Stan also supplies a single function for a generalized linear model with negative binomial likelihood and log link function, i.e. a function for a negative binomial regression. This provides a more efficient implementation of negative binomial regression than a manually written regression in terms of a negative binomial likelihood and matrix multiplication.

### 14.4.1 Probability Mass Function

If $$x\in \mathbb{R}^{n\cdot m}, \alpha \in \mathbb{R}^n, \beta\in \mathbb{R}^m, \phi\in \mathbb{R}^+$$, then for $$y \in \mathbb{N}^n$$, $\text{NegBinomial2LogGLM}(y~|~x, \alpha, \beta, \phi) = \prod_{1\leq i \leq n}\text{NegBinomial2}(y_i~|~\exp(\alpha_i + x_i\cdot \beta), \phi).$

### 14.4.2 Sampling Statement

y ~ neg_binomial_2_log_glm(x, alpha, beta, phi)

Increment target log probability density with neg_binomial_2_log_glm_lpmf(y | x, alpha, beta, phi) dropping constant additive terms.

### 14.4.3 Stan Functions

real neg_binomial_2_log_glm_lpmf(int y | matrix x, real alpha, vector beta, real phi)
The log negative binomial probability mass of y given log-location alpha + x * beta and inverse overdispersion parameter phi, where the same intercept alpha, inverse overdispersion parameter phi and dependant variable y are used for all observations. The number of columns of x needs to match the size of the coefficient vector beta. If x and y are data (not parameters) this function can be executed on a GPU.

real neg_binomial_2_log_glm_lpmf(int y | matrix x, vector alpha, vector beta, real phi)
The log negative binomial probability mass of y given log-location alpha + x * beta and inverse overdispersion parameter phi, where the same inverse overdispersion parameter phi and independent variable value y are used for all observations. Intercept alpha is used that is allowed to vary by observation. The number of rows of x must match the size of alpha and the number of columns of x needs to match the size of the coefficient vector beta. If x and y are data (not parameters) this function can be executed on a GPU.

real neg_binomial_2_log_glm_lpmf(int[] y | row_vector x, real alpha, vector beta, real phi)
The log negative binomial probability mass of y given log-location alpha + x * beta and inverse overdispersion parameter phi, where the same intercept alpha, inverse overdispersion parameter phi and independent variable values x are used for all observations.

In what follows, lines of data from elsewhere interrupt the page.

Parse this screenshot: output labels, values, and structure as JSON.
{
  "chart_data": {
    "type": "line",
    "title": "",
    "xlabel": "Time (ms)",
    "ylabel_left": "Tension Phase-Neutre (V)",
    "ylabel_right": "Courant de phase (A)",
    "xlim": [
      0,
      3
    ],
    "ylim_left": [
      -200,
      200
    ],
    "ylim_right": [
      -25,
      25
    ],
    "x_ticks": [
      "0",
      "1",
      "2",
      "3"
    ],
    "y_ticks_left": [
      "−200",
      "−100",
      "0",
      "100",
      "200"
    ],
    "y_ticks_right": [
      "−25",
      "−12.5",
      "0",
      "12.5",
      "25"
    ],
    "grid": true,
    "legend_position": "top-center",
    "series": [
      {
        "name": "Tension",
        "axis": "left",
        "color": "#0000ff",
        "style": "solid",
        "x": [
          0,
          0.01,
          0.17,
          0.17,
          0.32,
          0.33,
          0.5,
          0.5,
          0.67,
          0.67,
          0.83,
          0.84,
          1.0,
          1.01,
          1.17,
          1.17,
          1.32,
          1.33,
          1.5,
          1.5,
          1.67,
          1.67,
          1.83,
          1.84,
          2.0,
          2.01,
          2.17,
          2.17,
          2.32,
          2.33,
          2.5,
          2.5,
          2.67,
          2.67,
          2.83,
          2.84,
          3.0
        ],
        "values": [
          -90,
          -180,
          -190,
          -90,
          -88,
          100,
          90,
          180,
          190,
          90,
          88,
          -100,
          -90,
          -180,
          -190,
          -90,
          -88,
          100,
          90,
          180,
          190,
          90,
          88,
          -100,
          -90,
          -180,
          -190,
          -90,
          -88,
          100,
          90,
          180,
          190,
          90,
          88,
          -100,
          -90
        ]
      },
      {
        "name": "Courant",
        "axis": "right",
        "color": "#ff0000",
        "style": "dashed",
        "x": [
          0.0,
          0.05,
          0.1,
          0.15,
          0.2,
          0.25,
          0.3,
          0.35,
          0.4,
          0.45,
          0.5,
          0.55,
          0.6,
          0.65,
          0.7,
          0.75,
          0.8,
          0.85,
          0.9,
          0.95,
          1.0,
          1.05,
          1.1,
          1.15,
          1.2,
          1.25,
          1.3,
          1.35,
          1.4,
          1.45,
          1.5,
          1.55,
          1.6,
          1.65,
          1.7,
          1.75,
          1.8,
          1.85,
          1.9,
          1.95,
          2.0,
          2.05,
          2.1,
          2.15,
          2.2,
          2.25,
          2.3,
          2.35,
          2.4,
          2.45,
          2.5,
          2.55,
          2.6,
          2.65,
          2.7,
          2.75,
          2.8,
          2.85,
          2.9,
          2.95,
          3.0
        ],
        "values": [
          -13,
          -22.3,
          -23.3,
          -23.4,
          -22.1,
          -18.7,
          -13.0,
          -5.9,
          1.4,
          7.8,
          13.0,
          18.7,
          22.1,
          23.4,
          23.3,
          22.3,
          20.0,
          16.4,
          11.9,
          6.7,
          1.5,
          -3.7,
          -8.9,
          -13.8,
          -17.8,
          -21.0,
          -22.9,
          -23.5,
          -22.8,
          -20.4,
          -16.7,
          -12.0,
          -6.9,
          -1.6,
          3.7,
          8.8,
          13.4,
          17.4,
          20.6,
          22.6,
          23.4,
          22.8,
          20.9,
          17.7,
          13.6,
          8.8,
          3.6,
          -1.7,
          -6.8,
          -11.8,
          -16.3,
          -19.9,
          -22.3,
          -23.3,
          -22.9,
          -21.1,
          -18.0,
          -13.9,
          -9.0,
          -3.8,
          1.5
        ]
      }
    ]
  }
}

The number of columns of x needs to match the size of the coefficient vector beta.

real neg_binomial_2_log_glm_lpmf(int[] y | row_vector x, vector alpha, vector beta, real phi)
The log negative binomial probability mass of y given log-location alpha + x * beta and inverse overdispersion parameter phi, where the same inverse overdispersion parameter phi and independent variable values x are used for all observations. Intercept alpha is used that is allowed to vary by observation. The size of y must match the size of alpha and the number of columns of x needs to match the size of the coefficient vector beta.

real neg_binomial_2_log_glm_lpmf(int[] y | matrix x, real alpha, vector beta, real phi)
The log negative binomial probability mass of y given log-location alpha + x * beta and inverse overdispersion parameter phi, where the same intercept alpha and inverse overdispersion parameter phi is used for all observations. The number of rows of the independent variable matrix x needs to match the size of the dependent variable vector y and the number of columns of x needs to match the size of the coefficient vector beta. If x and y are data (not parameters) this function can be executed on a GPU.

real neg_binomial_2_log_glm_lpmf(int[] y | matrix x, vector alpha, vector beta, real phi)
The log negative binomial probability mass of y given log-location alpha + x * beta and inverse overdispersion parameter phi, where the same inverse overdispersion parameter phi is used for all observations and an intercept alpha is used that is allowed to vary by observation. The number of rows of the independent variable matrix x needs to match the size of the dependent variable vector y and alpha and the number of columns of x needs to match the size of the coefficient vector beta. If x and y are data (not parameters) this function can be executed on a GPU.